You sent these aaaages ago and I only just discovered them. Sorry for the delay!
Now, keep in mind I have a multitude of aesthetics, many of which are impossible to find anything like, or difficult to make work for street wear, but…
1) what fictional characters have inspired your aesthetic
I know there are probably more, but all I can think of right now is Daenerys Targaryen, the girls from Picnic at Hanging Rock, and just general witch/wizard aesthetic.

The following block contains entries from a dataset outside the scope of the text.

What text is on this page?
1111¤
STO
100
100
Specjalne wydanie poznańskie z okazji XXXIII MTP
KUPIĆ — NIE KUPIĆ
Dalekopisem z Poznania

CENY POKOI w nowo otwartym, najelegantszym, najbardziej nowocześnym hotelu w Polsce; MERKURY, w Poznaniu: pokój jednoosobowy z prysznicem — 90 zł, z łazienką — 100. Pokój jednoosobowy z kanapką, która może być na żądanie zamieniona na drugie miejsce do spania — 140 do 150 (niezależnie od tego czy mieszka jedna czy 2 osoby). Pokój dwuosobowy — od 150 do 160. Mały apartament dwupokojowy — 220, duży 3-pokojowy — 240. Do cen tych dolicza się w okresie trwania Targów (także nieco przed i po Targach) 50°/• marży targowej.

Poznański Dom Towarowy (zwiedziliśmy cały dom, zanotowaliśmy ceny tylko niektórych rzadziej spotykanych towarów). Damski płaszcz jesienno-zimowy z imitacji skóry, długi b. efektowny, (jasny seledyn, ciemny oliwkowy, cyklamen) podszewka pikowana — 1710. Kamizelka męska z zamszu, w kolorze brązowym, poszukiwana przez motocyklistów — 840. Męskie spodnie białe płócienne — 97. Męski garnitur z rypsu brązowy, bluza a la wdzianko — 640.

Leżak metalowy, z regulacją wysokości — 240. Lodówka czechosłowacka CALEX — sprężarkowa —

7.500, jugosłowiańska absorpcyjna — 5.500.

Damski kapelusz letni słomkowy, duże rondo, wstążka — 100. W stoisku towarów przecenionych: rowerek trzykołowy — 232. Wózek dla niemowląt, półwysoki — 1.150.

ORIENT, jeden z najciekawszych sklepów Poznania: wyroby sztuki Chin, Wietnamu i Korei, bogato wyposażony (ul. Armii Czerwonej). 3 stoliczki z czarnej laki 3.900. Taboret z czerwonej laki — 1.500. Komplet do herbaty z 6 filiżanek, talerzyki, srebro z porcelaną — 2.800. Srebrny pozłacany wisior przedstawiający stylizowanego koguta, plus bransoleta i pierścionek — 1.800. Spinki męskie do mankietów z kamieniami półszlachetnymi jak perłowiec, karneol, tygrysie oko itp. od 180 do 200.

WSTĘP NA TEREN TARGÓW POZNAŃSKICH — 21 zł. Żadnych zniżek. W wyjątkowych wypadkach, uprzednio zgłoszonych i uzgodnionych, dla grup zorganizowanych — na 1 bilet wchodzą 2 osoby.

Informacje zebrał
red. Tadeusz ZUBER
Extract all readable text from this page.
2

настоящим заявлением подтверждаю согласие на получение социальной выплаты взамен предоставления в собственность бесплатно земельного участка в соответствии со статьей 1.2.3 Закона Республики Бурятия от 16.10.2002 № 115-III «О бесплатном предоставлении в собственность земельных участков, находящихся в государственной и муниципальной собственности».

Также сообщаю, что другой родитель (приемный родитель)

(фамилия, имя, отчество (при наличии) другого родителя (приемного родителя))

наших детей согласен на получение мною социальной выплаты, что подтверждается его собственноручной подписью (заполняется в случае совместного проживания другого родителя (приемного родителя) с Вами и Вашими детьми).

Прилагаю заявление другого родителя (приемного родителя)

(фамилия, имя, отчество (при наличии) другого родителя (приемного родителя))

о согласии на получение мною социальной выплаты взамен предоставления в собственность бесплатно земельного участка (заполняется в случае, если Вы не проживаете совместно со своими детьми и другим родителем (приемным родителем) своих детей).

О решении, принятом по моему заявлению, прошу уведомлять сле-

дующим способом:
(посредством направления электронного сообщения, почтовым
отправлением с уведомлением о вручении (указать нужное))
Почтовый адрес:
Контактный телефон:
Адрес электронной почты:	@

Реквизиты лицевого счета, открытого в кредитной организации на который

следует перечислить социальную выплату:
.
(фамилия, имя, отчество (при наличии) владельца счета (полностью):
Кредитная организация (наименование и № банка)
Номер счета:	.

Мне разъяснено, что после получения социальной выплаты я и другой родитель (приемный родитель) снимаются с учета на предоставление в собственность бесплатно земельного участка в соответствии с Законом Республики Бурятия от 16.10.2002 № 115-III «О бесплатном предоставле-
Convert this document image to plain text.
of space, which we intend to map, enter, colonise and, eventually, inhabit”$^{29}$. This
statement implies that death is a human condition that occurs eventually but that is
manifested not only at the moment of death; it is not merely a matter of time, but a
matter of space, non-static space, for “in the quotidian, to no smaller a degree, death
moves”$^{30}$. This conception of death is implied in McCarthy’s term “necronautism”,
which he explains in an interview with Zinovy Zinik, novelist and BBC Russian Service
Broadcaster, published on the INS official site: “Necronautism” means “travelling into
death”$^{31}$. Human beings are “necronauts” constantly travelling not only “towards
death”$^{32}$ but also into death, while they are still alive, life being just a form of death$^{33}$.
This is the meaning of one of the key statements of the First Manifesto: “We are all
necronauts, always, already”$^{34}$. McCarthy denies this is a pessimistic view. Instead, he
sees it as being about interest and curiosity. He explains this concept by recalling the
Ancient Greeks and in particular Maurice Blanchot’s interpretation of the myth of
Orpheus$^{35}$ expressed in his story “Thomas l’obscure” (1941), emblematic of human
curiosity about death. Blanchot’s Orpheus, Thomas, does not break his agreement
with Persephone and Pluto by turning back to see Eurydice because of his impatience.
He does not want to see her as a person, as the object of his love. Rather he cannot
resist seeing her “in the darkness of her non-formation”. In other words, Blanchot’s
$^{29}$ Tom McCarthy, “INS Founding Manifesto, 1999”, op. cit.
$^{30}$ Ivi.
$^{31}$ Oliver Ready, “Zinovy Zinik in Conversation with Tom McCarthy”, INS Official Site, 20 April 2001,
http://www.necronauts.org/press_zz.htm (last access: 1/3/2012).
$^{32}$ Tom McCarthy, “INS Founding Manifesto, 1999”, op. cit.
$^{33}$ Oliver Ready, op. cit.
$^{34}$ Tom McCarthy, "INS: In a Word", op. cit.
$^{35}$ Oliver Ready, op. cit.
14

2) what eras define your aesthetic
Era-wise, ideally I’d like to look like a kid from 90’s/2000s Tokyo street snaps, a Byzantine noble, one of the Romanov sisters, a Minoan or Myceneaen priestess, a cyberpunk background character, or just shrouded in full-out Victorian mourning fashion.
6) what clothing item or accessory is currently the highest on your dream wishlist
Well, I finally got those Minoan bee earrings I’ve been dreaming of, so… a Bape hoodie?